Sola Adeleye co-heads Citi’s Private Funds group and advises private market sponsors and institutional investors on secondary market liquidity solutions, primary fundraising and LP portfolio financing. He has over 15 years of private market experience across secondary advisory, secondary investing and investor relations from KKR, Landmark Partners and UBS.

Gordon Appell
Managing director, PJT Park Hill

Prior to joining PJT Park Hill in 2021, Gordon Appell was a director in the Client & Partner Group at Kohlberg Kravis Roberts, where he was a product specialist responsible for the firm’s North American private equity and energy real assets platforms. Previously, Appell was a director in Credit Suisse’s Private Fund Group.

 

Ben Perl
Managing director, Neuberger Berman

Ben Perl is global co-head of NB Secondary Private Equity. He is a member of the secondary, real estate secondary and strategic capital investment committees. Perl joined the firm in 2001 and Neuberger Berman Private Equity in 2007. Prior to that, he worked as an associate at Lehman Brothers Venture Partners (now Tenaya Capital).

Yann Robard
Founder, Whitehorse Liquidity Partners

Yann Robard founded Whitehorse in 2015 and has over 20 years of private equity experience. Based in Toronto, Whitehorse has raised over $12 billion in commitments, deployed over $16 billion in over 185 transactions and consists of a team of over 125 individuals.
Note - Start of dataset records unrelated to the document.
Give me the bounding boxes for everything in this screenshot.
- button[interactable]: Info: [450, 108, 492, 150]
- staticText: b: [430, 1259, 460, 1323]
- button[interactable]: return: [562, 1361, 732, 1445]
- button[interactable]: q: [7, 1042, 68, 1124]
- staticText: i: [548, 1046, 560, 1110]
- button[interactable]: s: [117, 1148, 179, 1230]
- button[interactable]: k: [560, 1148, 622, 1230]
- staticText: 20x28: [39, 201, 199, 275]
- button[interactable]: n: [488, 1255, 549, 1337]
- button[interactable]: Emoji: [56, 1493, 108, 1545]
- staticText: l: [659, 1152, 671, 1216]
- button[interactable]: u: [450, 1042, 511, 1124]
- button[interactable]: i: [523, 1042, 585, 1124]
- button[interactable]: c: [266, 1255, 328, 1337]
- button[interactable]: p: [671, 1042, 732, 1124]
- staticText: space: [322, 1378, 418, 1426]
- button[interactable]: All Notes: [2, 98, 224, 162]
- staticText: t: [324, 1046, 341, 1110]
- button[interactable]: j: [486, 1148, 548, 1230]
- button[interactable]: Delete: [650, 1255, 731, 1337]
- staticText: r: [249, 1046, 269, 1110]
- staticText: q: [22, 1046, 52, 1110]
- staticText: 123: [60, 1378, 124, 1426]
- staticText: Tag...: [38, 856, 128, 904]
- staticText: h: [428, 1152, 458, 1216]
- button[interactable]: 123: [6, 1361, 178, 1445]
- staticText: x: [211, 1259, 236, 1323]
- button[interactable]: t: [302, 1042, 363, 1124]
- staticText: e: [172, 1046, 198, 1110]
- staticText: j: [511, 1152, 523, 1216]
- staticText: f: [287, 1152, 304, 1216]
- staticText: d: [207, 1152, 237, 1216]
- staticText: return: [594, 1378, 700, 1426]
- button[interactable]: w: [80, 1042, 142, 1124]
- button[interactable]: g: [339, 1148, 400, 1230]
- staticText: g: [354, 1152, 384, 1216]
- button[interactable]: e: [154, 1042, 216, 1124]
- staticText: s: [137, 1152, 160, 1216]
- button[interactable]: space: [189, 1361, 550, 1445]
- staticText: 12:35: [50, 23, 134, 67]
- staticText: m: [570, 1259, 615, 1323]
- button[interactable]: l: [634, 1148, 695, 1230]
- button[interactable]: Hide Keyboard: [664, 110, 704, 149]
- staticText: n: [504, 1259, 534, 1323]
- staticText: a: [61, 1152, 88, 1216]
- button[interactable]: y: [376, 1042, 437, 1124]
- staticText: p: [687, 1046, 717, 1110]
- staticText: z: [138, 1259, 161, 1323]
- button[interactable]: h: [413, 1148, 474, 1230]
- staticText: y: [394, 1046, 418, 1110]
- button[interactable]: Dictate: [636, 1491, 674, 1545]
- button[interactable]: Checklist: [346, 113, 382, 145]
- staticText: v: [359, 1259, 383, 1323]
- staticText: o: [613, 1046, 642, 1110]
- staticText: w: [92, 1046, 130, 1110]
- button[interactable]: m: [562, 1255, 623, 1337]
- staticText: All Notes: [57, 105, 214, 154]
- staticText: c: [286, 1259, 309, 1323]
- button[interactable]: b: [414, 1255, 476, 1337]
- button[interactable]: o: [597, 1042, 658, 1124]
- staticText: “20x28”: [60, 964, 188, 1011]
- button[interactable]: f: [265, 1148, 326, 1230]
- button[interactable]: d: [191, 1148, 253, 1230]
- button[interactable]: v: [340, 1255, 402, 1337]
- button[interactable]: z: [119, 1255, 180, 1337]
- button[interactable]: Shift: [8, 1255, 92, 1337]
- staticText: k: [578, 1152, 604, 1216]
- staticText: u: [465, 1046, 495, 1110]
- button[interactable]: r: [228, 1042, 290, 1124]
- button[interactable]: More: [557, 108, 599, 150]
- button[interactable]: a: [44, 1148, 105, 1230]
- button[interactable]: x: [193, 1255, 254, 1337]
Prior to Whitehorse, Robard spent a cumulative 13 years at CPPIB.

Chris Robinson
Partner, Proskauer

Christopher Robinson primarily focuses his practice on representing buyers and sellers, as well as market intermediaries, in connection with complex secondary transactions, including traditional sales and purchases of fund interests, secondary direct transactions, captive fund spin-out arrangements, fund recapitalizations and restructurings, and “stapled” secondary transactions.